秋も深まったある日、久しぶりに友達と遊んで遅くなった帰り道、乗換駅で雨が降っているのに、傘を忘れてきたことに気づいた。
「ああ~、やっちゃった・・・。あっ、でもここは・・・。」
ちょうどそこは雄太が通っている予備校の前にある駅。そうだ、雄太と一緒に帰ろう。相合傘になるかな~。
『傘がない~迎えに来て~、いま千種駅』
そう送ると、雄太からすぐに返信があった。どうやらちょうど予備校を出たところらしい。
やった!日頃の行いがいいと得だよね。
駅前のコンビニで待っていると、向こうから大きな人影がやってくる。あれはきっと雄太だ。
「お~い!遅いよ~。」
「ああ、ごめん。」
雄太は素直に頭を下げた。本当は5分も待ってないけどね。
「じゃあ、いこっか。」
「あ、待って、紹介させて。こちら林田紗季さん。ご近所さんなんだよ。今日、傘を忘れちゃったんだって。」
「はじめまして。高橋智子です。雨の日に傘を忘れるなんて災難ですね。」
「えっ・・・?」
なんだ・・・この女は?
小柄で雄太の陰に隠れてたし、見た目もモブみたいだからてっきり通行人その1だと思ってた。雄太のツレだなんてまったく気づかなかった!

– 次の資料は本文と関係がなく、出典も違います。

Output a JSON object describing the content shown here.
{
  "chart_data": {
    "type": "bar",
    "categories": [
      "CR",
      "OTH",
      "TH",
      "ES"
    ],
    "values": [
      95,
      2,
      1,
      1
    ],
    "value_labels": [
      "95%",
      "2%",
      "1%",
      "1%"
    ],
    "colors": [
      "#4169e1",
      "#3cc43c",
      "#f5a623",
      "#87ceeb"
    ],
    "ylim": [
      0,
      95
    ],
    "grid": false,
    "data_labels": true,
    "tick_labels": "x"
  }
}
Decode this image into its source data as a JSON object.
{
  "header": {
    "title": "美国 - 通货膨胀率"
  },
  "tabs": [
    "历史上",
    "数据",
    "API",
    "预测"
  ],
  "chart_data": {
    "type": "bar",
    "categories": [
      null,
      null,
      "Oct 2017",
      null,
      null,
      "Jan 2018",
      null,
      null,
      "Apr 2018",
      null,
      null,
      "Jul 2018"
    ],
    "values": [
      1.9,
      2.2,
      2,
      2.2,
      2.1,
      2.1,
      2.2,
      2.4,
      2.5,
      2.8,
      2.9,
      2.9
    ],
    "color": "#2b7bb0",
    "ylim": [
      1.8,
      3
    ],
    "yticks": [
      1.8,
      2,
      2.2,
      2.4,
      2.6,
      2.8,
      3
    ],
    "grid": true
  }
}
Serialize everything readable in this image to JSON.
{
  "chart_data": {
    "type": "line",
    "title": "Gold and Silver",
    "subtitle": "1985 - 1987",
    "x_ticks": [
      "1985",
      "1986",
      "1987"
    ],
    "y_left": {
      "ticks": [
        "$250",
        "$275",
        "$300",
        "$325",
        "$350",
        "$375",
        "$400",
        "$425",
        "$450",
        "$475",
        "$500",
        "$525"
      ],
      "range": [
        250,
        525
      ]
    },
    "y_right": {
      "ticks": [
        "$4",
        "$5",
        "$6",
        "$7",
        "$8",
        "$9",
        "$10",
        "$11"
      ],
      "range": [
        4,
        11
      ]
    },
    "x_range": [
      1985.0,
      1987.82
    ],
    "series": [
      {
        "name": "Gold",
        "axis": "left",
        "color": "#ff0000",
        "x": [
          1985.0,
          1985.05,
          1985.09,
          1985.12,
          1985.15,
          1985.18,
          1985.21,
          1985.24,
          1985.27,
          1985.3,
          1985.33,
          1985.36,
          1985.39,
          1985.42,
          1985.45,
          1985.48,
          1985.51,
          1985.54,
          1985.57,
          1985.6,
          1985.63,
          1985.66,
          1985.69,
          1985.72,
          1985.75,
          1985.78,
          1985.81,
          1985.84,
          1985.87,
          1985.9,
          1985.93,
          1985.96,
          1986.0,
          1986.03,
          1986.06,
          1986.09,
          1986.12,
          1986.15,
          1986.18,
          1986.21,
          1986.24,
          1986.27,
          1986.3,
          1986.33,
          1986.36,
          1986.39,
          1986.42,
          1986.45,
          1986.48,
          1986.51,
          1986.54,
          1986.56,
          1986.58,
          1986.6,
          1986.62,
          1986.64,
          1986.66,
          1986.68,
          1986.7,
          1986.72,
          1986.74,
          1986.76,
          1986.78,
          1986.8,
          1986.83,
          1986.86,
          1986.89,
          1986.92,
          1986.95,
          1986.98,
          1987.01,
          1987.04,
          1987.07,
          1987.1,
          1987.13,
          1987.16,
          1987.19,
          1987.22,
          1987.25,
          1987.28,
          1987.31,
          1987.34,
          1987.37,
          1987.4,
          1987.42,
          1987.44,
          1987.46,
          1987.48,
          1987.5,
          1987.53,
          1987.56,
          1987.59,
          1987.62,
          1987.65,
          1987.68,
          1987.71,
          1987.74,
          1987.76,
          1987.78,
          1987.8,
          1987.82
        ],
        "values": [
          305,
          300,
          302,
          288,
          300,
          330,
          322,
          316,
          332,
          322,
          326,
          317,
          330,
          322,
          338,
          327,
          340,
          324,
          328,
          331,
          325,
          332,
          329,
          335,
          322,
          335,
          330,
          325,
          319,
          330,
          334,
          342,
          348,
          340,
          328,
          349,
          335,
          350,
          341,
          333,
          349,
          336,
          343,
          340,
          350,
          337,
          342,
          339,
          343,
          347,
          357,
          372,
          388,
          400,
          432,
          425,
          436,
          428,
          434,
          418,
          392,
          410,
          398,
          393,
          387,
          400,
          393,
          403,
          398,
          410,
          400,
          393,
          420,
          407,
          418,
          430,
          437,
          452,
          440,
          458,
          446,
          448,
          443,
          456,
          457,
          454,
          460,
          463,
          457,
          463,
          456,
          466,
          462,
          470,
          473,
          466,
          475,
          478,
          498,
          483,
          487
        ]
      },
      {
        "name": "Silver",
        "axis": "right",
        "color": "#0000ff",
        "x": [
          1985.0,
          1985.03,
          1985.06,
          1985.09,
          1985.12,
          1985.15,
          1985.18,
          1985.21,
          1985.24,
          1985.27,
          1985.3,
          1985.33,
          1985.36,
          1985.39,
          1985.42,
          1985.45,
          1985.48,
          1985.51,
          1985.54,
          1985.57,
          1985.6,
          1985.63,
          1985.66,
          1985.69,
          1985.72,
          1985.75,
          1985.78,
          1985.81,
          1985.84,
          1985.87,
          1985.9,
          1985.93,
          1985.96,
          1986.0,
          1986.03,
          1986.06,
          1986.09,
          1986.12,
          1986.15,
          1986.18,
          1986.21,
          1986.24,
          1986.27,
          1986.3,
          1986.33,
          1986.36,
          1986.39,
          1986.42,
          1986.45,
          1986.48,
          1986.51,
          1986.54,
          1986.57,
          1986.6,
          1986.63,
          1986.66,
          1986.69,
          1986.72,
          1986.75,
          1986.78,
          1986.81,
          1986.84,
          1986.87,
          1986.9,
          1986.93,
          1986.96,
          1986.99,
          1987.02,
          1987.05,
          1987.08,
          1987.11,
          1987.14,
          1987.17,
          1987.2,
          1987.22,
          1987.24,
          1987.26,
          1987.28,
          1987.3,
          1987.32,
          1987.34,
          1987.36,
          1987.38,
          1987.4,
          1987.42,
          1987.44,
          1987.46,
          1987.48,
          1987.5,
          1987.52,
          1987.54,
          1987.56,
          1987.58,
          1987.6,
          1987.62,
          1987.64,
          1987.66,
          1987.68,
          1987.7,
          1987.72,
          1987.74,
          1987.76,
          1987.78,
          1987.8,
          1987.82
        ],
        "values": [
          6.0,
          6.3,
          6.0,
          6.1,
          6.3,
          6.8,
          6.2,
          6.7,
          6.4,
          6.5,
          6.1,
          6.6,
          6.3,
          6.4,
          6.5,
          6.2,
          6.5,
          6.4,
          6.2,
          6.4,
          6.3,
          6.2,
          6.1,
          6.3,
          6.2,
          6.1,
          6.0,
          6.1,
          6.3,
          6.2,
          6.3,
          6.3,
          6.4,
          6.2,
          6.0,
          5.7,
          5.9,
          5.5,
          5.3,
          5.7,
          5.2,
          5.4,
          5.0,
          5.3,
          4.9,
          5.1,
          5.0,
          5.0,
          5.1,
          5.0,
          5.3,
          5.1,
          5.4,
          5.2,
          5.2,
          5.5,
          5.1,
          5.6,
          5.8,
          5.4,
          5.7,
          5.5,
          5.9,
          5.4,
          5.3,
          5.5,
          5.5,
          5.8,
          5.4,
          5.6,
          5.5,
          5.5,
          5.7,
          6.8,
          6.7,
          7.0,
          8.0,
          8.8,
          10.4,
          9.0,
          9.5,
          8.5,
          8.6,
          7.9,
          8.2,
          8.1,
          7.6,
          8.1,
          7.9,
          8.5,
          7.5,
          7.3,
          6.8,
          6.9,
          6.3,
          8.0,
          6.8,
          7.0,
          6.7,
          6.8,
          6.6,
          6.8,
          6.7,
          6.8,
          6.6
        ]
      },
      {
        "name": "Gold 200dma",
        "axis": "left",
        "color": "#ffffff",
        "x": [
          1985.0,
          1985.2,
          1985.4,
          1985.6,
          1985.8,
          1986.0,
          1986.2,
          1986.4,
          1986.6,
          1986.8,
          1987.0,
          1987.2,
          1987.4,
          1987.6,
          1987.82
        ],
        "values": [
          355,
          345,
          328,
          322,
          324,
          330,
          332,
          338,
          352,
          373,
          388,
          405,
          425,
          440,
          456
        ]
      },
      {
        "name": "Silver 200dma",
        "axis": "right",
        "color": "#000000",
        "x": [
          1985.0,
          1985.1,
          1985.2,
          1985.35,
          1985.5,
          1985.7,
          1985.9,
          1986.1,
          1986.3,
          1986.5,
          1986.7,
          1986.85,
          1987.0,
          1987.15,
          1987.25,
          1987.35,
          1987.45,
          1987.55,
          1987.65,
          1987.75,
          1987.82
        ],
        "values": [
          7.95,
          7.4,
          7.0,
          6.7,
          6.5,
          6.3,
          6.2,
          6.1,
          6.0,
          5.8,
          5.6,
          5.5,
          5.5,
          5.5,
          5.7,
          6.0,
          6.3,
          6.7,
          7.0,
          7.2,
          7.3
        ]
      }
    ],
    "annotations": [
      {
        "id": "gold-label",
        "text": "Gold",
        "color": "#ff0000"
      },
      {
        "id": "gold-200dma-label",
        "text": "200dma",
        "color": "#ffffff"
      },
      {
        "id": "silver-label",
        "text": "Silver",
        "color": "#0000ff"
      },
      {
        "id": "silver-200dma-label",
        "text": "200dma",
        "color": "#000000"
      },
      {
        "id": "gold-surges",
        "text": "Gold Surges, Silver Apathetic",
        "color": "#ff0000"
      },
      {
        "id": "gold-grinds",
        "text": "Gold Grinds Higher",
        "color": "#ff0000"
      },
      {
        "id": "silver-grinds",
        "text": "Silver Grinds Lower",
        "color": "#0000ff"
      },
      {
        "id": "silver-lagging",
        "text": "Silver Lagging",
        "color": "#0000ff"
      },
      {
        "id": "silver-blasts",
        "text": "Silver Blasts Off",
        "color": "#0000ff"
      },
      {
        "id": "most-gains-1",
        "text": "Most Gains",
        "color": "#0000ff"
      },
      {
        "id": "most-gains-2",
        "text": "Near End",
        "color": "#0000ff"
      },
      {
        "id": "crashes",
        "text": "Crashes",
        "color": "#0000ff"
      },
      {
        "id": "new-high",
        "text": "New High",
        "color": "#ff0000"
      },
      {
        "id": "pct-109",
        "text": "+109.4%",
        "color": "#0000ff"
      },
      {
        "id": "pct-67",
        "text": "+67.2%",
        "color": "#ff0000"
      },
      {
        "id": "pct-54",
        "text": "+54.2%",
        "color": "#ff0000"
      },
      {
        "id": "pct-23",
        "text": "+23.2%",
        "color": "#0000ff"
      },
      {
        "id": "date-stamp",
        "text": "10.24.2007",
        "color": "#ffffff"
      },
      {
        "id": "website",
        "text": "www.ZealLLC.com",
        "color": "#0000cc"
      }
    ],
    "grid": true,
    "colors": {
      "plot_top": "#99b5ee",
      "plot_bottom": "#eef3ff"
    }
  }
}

「あっ、ごめんね雄太くん。電車の時間があるから先に行くね。じゃあ、また明日。」
「ああ、智子、ごめん。また明日ね。」
やけに親しげじゃないのよ。
あっ、でも焦るな。冷静に考えるんだ、紗季。あたし以外に、雄太の魅力がわかる女がいるはずない。それに、あの子も見た目が素朴で地味で、髪もぼさぼさだし、恋愛には縁遠そうじゃないの。せいぜい配役されて主人公のクラスメートAといったとこでしょ。きっと、たまたま帰りがけに会って方向が一緒なので、ここまで一緒に歩いてきたとか、そんな関係に違いない。
でも、『智子』?
「じゃあ、帰ろうか・・・。」
「う、うん。そういえば、さっきの子のこと、智子って呼んでたじゃない。珍しいよね~。雄太があたし以外の女の子を下の名前で呼ぶなんてさ。」
「ああ、そういえばそうだよね。というか、もともと女子の知り合いなんか紗季以外にほとんどいないからね。」
そうだ~そうだった~。
雄太よ、君は、本来女子からもっとも縁遠い存在のはずだ!
あっ!だからか~。ちょっと親しくなった女子はみんな下の名前で呼ぶものだって勘違いしてるのかな?いやだな~、男子校出身は。大学で女子と接する時に大恥をかいちゃうよ~。
「あの子は、勉強友達か何かかな?いかにも真面目そうな人だし・・・。」
「いや・・・恥ずかしいんだけど、実は先月から付き合っているんだ。」
「ヴェッ・・・・・。」
「どうしたの?大丈夫?なにか口の中に入っちゃった?」
「いえ、大丈夫。へっ、へ~!ぜ、全然知らなかったな~。」
「ああ、最近、紗季と話す機会なかったもんね。夏期講習でずっと同じ授業を取ってて、お互い一番前の席だったから顔見知りになって挨拶するようになって、そしたらすごく話しやすい子で、それで・・・・。」
やめてよ・・・。聞いてもいない馴れ初め話で追い打ちするのはやめてよ・・・。
その後はうわの空で何も耳に入ってこなかった。どうやって家に帰ったのかもわからない。ただ、服がほとんど濡れてなかったので、きっと雄太が濡れないようにしっかりと傘を差し掛けてくれていたんだろう・・・・。